Pakistan has exhausted all possible routes to amicably resolve its dispute with India but New Delhi's economic interests have barred Pakistan's efforts from bearing fruit, said Prime Minister Imran Khan on Monday.
"India fell under the control of an extremist ideology [propounded by] the 'RSS'," said Imran, referring to the
Rashtriya Swayamsevak Sangh organisation, to which Indian Prime Minister Narendra Modi belongs and which is accused of fomenting anti-Muslim hatred.
The organisation, the origins of which date back to the early 20th century and the tenets of which are widely believed to underpin the ruling Bharatiya Janata Party's ideology, has long maintained that Hinduism is the basis of Indian nationalism.
In an exclusive interview with Al Jazeera, Imran discussed Pakistan's long-standing dispute with its eastern neighbour and accused Modi of undermining India's legacy of secularism.
"What India's Muslims are facing resembles what happened during the extermination of Jews in Nazi Germany," he said, according to snippets released by the broadcaster of the interview scheduled to be aired on Wednesday.
With regards to Kashmir, Imran said that the Indian government's revocation of Article 370 in August 2019 turned the disputed region into an "open-air prison".
Article 370 was the basis of Kashmir's accession to the Indian union at a time when former princely states had the choice to join either India or Pakistan after their independence from British rule in 1947.

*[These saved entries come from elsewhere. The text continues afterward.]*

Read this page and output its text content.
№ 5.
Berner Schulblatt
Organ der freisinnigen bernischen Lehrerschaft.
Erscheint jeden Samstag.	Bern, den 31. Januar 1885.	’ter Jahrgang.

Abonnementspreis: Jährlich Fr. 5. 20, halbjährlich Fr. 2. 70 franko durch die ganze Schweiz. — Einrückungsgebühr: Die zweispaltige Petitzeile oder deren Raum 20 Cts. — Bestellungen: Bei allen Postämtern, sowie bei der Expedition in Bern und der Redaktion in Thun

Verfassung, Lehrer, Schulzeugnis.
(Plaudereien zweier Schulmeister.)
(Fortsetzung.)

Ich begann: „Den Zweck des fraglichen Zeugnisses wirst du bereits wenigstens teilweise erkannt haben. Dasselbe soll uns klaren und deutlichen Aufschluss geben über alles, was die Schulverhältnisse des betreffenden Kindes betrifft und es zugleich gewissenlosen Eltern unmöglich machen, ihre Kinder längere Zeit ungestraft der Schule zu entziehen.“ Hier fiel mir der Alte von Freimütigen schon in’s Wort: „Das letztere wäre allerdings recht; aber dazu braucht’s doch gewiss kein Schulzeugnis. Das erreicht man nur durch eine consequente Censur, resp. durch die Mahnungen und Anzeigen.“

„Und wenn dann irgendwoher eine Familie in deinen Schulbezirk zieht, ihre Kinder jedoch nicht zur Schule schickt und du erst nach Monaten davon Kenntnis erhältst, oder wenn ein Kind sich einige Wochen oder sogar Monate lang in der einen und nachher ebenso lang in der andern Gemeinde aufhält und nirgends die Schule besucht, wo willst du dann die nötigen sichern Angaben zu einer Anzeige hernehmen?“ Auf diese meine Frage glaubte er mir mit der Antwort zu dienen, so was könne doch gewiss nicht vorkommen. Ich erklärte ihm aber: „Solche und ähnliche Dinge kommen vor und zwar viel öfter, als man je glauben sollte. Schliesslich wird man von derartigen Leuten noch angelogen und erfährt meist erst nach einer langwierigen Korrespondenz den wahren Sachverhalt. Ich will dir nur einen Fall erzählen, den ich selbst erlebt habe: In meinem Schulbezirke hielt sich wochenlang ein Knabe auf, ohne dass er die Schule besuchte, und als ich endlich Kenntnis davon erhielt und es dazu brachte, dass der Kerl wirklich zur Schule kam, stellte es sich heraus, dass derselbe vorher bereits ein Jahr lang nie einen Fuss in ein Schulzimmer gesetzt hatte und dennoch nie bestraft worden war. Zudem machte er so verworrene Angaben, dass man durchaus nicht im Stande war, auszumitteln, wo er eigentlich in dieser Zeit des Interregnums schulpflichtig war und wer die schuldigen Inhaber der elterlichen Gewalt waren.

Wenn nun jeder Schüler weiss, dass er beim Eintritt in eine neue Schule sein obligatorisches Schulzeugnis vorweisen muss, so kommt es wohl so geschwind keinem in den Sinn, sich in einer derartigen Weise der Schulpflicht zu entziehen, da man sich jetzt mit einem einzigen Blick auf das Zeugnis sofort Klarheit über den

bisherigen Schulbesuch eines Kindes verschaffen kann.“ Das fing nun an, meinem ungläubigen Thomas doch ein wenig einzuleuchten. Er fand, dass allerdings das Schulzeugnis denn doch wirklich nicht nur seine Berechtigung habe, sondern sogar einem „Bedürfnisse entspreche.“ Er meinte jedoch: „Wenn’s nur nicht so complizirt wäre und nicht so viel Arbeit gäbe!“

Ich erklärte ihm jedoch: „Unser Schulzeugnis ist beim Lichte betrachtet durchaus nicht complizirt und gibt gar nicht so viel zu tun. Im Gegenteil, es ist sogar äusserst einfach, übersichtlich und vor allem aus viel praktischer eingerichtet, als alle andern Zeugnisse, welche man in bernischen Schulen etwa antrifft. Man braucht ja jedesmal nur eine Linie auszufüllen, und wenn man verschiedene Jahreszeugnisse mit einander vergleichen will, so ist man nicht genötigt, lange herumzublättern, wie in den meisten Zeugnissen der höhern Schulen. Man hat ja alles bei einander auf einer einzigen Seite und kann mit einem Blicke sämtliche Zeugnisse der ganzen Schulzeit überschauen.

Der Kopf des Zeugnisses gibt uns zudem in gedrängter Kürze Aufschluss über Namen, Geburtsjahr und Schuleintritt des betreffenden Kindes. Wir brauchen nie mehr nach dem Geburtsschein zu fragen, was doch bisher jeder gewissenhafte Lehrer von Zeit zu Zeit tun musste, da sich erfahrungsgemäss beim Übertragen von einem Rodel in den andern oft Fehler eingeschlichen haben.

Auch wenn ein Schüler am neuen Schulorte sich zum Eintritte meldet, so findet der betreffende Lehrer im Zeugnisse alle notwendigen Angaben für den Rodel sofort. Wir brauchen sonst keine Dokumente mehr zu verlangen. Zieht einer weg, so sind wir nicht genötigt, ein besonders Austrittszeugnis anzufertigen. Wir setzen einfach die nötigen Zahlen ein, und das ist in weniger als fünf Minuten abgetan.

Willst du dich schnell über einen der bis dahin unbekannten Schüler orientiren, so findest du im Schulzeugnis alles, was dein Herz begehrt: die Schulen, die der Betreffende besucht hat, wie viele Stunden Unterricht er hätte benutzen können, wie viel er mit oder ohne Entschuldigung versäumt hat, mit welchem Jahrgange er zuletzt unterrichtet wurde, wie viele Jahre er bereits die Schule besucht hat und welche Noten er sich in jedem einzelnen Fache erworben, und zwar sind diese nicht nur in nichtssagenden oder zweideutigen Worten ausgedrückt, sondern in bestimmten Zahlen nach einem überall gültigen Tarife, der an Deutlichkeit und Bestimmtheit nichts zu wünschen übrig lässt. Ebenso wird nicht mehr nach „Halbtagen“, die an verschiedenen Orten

The article, which came into effect in 1949, granted Indian-administered Kashmir special status, with the Muslim-majority region given jurisdiction to make its own laws in all matters except finance, defence, foreign affairs and communications. But many of those powers were gradually watered down by New Delhi.
"Within a year, Kashmir has been closed off and its economy destroyed," said Imran. "Eight-hundred thousand Indian troops have imposed an open air-prison on Kashmiris."
Imran also said that Pakistan would maintain its neutral stance in the dispute between Saudi Arabia and Turkey, whose relationship has soured following the murder of Saudi journalist Jamal Khashoggi in the kingdom's consulate in Istanbul in October 2018.
Asked about his absence from a Muslim summit held in Malaysia last year, Imran said he decided to not attend the meeting in order to preserve unity among Muslims, insisting that Islamabad viewed both Ankara and Riyadh - which boycotted the event - as reliable partners in several fields.